You remind me of someone I knew, Bodie said softly. For a moment, Doyle considered pulling off the road and confessing everything, regardless of whether the car was bugged. They could ditch the damn thing and head off to Africa, like he'd planned to do after the missile hit, and now they could do it together. But he wasn't the person that Bodie remembered, not anymore, and so he let the opportunity pass.

Then he saw Kilner's--Bodie's--eyes following the curl of his hand on the gearstick, and when they finally got out of the car Doyle caught him casting a sidelong glance at his arse. He grinned to himself.

Some things, apparently, never changed at all.

III.

They never spoke about it, because it was understood. When they undressed each other for the first time, in the darkness of Bodie's flat, the scars were all familiar. Bodie slid his hands over Doyle's chest, seeking a wound he wouldn't find and would never ask about.

It was early November, and cold, but they flung back the throw on Bodie's bed so they could see each other properly. It was different, this time--they were different. Partners by design and not by accident, who watched each other's backs instead of backing away. They took their time as they never had before, Bodie's hands buried in the curls of Doyle's hair as they kissed, a slow, warm curl of tongues.
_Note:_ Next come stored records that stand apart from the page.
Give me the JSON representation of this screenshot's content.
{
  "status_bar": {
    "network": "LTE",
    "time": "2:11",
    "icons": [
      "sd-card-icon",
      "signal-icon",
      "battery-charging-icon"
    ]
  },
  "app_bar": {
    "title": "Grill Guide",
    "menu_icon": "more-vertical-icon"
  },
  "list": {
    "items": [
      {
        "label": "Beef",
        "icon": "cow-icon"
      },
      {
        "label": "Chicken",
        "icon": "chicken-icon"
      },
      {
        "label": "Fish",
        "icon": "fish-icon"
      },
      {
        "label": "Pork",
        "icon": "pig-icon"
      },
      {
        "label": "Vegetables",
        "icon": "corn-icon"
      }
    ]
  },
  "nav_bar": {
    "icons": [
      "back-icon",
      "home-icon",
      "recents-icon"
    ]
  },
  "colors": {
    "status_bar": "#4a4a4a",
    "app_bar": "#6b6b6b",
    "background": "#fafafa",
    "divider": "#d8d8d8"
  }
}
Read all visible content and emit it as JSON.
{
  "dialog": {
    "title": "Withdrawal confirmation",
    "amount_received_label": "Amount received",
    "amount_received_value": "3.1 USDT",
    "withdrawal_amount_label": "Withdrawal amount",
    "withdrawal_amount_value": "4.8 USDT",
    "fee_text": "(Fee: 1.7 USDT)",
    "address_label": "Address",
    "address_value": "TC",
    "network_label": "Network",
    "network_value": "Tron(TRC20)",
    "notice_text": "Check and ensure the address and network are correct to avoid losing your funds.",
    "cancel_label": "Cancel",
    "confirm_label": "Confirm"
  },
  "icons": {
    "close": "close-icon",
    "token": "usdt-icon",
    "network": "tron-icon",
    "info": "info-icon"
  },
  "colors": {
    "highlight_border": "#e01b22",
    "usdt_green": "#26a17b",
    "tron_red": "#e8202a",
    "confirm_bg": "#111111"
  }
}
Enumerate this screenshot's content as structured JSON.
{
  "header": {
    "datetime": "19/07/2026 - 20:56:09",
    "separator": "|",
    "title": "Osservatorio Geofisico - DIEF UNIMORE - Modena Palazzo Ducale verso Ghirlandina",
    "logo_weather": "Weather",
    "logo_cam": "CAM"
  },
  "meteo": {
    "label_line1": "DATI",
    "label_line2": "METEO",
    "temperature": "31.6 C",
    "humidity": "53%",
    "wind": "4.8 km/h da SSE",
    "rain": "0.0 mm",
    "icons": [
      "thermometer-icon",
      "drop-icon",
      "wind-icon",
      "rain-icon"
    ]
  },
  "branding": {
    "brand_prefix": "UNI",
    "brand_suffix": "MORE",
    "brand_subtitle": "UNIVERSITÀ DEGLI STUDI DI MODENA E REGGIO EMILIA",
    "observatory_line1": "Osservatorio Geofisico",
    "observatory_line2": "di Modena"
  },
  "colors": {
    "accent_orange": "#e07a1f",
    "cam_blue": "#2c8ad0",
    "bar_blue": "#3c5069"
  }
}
But they remembered, too. Doyle knew how much Bodie liked having his cock sucked, and how a twist of one slick finger could send him shuddering over the edge. And then Bodie returned the favour, a familiar broad hand stroking along Doyle's length, mouth rough against the rapid pulse at his throat.

Afterward, Doyle stayed, and that too was different. When he stirred, Bodie reached out and caught his arm. The grip was gentle, a request rather than a demand, and Doyle accepted it, folding back onto the bed with a hand on Bodie's hip and one leg tangled between Bodie's own.

In a neighbouring flat, a clock began to toll twelve, marking the morning of the fifth. "Remember, remember," Bodie murmured.

Already asleep, Doyle shivered, and Bodie held him closer.